Is it Ever OK to Leave Your Child in a Car Alone?
By now most have heard the horrific story of the Georgia father who intentionally left his son to die in an excruciatingly hot car. He’s now charged with his murder. And you may have also heard of the Connecticut mom who days later left her son in the car while she went grocery shopping and was subsequently arrested. It’s a story we’ve heard time and time again and each time, the story tends to have a similar ending—mommy or daddy gets arrested.
So is it ever ok to leave your child in a car alone? The answer is no.
You would think such ending would make parents think twice before leaving their children unattended in a car—and maybe they do—but twice should be enough to keep them from acting upon such an impulse.
Kids get in the way sometimes. I get it. And occasionally you need to run inside the store for literally five minutes and don’t feel like unbuckling and coaxing a contrary toddler to get out of his or her car seat and be a good boy or girl while inside. I get that too. But as parents we have the unofficial responsibility of protecting our children from hurt, harm or danger and as a result, we’re sometimes inconvenienced. That’s just a fact of parenthood. Deal with it.
And yes, that’s really what it boils down to.
More than one dozen states have very specific laws against leaving your child unattended in a car. And while penalties vary, these states deem the recurring, careless act one serious enough to face criminal charges. And I have to agree.
At this point, we’ve all heard one too many stories of a child dying while in the car alone, or accidentally hitting running car out of gear and causing an accident while in a vehicle unattended. These situations are totally avoidable, and have an easy solution, take your kid inside with you.
Many states have decided that 12 is the age at which children are old enough to exit a vehicle once it becomes too hot or cold and are able to properly gauge safety measures to take should a mistake or accident of some sort take place.
And as varying excuses come back from the side of the guilty parent faced with abuse or neglect charges after leaving their child. Earlier this year, a single, homeless mom’s story went viral after she was arrested for leaving her children in her vehicle unattended so she could go interview for a job. And while on many levels parents are able to empathize with situations such as the aforementioned moms’, we have to put the safety of our kids first.

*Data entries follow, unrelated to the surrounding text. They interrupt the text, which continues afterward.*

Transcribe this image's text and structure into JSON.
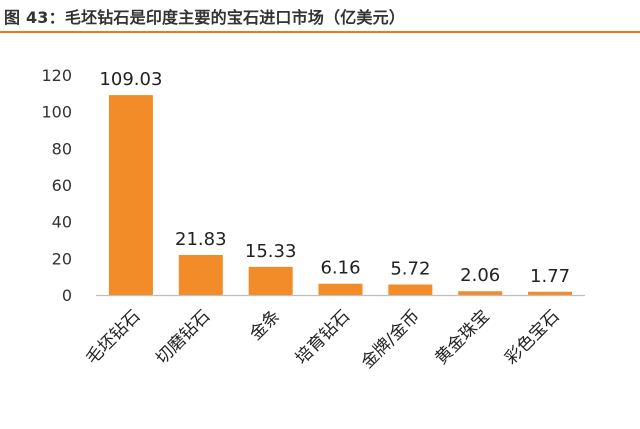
{
  "figure": {
    "title": "图 43：毛坯钻石是印度主要的宝石进口市场（亿美元）",
    "accent_color": "#E87B1E"
  },
  "chart_data": {
    "type": "bar",
    "title": "",
    "xlabel": "",
    "ylabel": "",
    "categories": [
      "毛坯钻石",
      "切磨钻石",
      "金条",
      "培育钻石",
      "金牌/金币",
      "黄金珠宝",
      "彩色宝石"
    ],
    "values": [
      109.03,
      21.83,
      15.33,
      6.16,
      5.72,
      2.06,
      1.77
    ],
    "data_labels": [
      "109.03",
      "21.83",
      "15.33",
      "6.16",
      "5.72",
      "2.06",
      "1.77"
    ],
    "ylim": [
      0,
      120
    ],
    "yticks": [
      0,
      20,
      40,
      60,
      80,
      100,
      120
    ],
    "grid": false,
    "legend": "none",
    "bar_color": "#F28C28"
  }
}
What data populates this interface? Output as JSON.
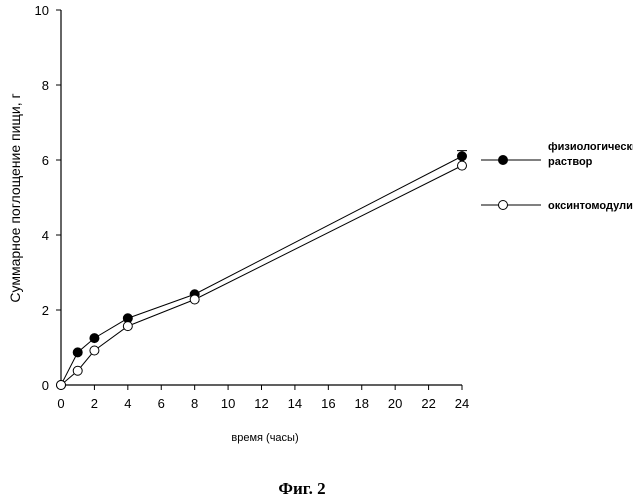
{
  "chart_data": {
    "type": "line",
    "title": "",
    "xlabel": "время (часы)",
    "ylabel": "Суммарное поглощение пищи, г",
    "xlim": [
      0,
      24
    ],
    "ylim": [
      0,
      10
    ],
    "xticks": [
      0,
      2,
      4,
      6,
      8,
      10,
      12,
      14,
      16,
      18,
      20,
      22,
      24
    ],
    "yticks": [
      0,
      2,
      4,
      6,
      8,
      10
    ],
    "grid": false,
    "legend_placement": "right",
    "series": [
      {
        "name": "физиологический раствор",
        "name_lines": [
          "физиологический",
          "раствор"
        ],
        "marker": "filled-circle",
        "x": [
          0,
          1,
          2,
          4,
          8,
          24
        ],
        "y": [
          0,
          0.87,
          1.25,
          1.78,
          2.42,
          6.1
        ],
        "error_upper": [
          0,
          0,
          0,
          0,
          0,
          0.15
        ]
      },
      {
        "name": "оксинтомодулин",
        "name_lines": [
          "оксинтомодулин"
        ],
        "marker": "open-circle",
        "x": [
          0,
          1,
          2,
          4,
          8,
          24
        ],
        "y": [
          0,
          0.38,
          0.92,
          1.57,
          2.28,
          5.85
        ],
        "error_upper": [
          0,
          0,
          0,
          0,
          0,
          0
        ]
      }
    ]
  },
  "caption": "Фиг. 2"
}
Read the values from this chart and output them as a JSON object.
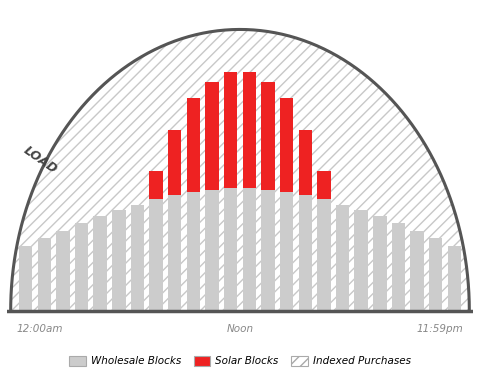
{
  "n_bars": 24,
  "bar_width": 0.72,
  "wholesale_color": "#cccccc",
  "solar_color": "#ee2222",
  "hatch_color": "#c8c8c8",
  "arc_color": "#555555",
  "background_color": "#ffffff",
  "border_color": "#dddddd",
  "xlabel_left": "12:00am",
  "xlabel_mid": "Noon",
  "xlabel_right": "11:59pm",
  "arc_label": "LOAD",
  "legend_items": [
    "Wholesale Blocks",
    "Solar Blocks",
    "Indexed Purchases"
  ],
  "wholesale_heights": [
    3.5,
    3.9,
    4.3,
    4.7,
    5.1,
    5.4,
    5.7,
    6.0,
    6.2,
    6.4,
    6.5,
    6.6,
    6.6,
    6.5,
    6.4,
    6.2,
    6.0,
    5.7,
    5.4,
    5.1,
    4.7,
    4.3,
    3.9,
    3.5
  ],
  "solar_heights": [
    0,
    0,
    0,
    0,
    0,
    0,
    0,
    1.5,
    3.5,
    5.0,
    5.8,
    6.2,
    6.2,
    5.8,
    5.0,
    3.5,
    1.5,
    0,
    0,
    0,
    0,
    0,
    0,
    0
  ],
  "arc_extra_ratio": 1.18
}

According to safekids.org, approximately 38 unattended children die annually in cars from heat. More than half the time, caregivers are distracted and forget there is a child in the car. Thirty percent of the time children climb into cars left unlocked or find the keys to gain car access and 17 percent are intentionally left in cars. Kids succumb to heat because their bodies heat up three to five times faster than an adult’s.
Moms and dads must take the easy steps necessary to eliminate this problem—it’s never ok to risk your child’s safety and well-being in such a way.